OPPOSITION parties in the Eastern Cape, announcing their mayoral candidates, have revealed ambitions of being in charge of the province’s two metropolitan municipalities. Both COPE and the PAC have thrown down the gauntlet, releasing their preferred candidates for the Nelson Mandela Bay and Buffalo City municipalities this week.
COPE MP Smuts Ngonyama was this week unveiled as the party’s mayoral candidate in Nelson Mandela Bay, while the PAC have put forward Jerome Mdyolo in Buffalo City.
Ngonyama was nominated by members of the Nelson Mandela Bay region and his nomination was unopposed at a recent congress national committee (CNC) meeting, party leadership said. This means if the party wins the majority vote in its first local government elections, the former Economic Development MEC could become mayor of the province’s biggest city.
However, his nomination is still to be ratified by the party’s working committee, said COPE secretary Deidre Carter yesterday.
“The final decision on mayoral candidates has not yet been taken, but I can say that Smuts was not opposed when his nomination was brought up at our March 19 CNC,” she said.
Meanwhile, the ANC yesterday said the process of determining its mayoral candidates had not begun. Buffalo City region interim structure chairperson Mxolisi Dimaza said: “We will recommend two or even three names and submit those to the province, which will then apply its mind and submit recommendations to the NEC for a final decision. For now we have not been notified to begin the process.”
It is not clear yet whether current Buffalo City mayor Zukisa Faku will be retained.
Faku’s name appears in the top five names in an ANC candidate list. However, her tenure as mayo was fraught with controversy, and she has survived a vote of no confidence brought by ANC members.
Ngonyama could also be a controversial figure and most voters will remember him for words uttered in 2006. The former head of communications for the ANC achieved infamy, responding to an outcry after he received shares in a BEE deal by saying: “We did not struggle to be poor.”

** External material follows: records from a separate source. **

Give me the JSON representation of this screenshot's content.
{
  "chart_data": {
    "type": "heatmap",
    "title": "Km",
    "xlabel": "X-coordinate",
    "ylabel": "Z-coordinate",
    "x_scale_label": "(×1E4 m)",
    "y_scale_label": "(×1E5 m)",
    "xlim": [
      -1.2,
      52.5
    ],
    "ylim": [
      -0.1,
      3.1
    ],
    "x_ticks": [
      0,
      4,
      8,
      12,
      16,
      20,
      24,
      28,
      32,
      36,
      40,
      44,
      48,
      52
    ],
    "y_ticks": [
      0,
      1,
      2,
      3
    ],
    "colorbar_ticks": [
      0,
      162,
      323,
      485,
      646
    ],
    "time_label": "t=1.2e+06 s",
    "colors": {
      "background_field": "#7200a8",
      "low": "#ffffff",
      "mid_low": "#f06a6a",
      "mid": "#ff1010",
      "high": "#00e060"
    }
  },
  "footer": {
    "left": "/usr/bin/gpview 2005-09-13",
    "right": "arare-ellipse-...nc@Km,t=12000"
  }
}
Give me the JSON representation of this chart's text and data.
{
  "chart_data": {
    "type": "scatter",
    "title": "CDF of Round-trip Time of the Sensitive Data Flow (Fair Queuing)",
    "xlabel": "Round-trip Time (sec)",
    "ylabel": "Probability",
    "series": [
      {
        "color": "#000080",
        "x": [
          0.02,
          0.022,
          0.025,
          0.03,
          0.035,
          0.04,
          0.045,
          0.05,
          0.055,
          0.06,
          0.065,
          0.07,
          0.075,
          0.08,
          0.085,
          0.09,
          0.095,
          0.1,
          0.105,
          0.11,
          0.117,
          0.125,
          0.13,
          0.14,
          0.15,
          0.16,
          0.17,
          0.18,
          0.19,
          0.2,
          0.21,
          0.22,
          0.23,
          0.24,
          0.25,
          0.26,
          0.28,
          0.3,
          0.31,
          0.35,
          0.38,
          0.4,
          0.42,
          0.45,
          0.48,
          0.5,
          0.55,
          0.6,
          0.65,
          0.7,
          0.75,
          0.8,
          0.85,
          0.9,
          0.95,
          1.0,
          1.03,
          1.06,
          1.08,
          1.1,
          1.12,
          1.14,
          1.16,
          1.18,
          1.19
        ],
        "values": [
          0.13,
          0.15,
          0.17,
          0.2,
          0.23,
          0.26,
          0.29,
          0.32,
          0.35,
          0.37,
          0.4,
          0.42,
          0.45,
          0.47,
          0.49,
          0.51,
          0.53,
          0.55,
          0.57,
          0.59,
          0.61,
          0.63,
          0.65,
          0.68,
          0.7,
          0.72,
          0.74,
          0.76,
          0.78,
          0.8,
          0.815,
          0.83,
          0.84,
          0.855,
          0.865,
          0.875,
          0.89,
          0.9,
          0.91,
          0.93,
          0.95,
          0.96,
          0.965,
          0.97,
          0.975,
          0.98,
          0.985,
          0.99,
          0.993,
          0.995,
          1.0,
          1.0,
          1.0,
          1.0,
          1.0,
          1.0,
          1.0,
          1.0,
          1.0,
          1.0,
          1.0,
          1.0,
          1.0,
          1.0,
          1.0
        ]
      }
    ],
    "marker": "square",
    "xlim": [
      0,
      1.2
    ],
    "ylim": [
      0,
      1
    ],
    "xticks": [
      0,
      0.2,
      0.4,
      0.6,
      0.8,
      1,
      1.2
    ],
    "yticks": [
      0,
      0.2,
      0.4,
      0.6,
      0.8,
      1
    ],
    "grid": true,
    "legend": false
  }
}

COPE provincial spokesperson Lindile Mhlophe said party branches in the metro had specifically asked for Ngonyama. He said Ngonyama’s experience in Economic Development stood him in good stead.
“The metro used to be seen as a potential competitor to Tshwane, but that never happened because of political instability. We’re also hoping he could then bring stability to that key municipality.”
Mhlophe said an announcement on candidate mayors in other municipalities in the province, including Buffalo City, would be made shortly.
Though not targeting Buffalo City as yet, the DA has bolstered its proportional representation line- up, bringing in additional experienced members from other municipalities and the district.
The DA mayoral candidate in Nelson Mandela Bay, Leon de Villiers, previously said: “Our team has the ability to turn this metro around and make it a place of rising opportunity when we become the senior partner in a coalition.”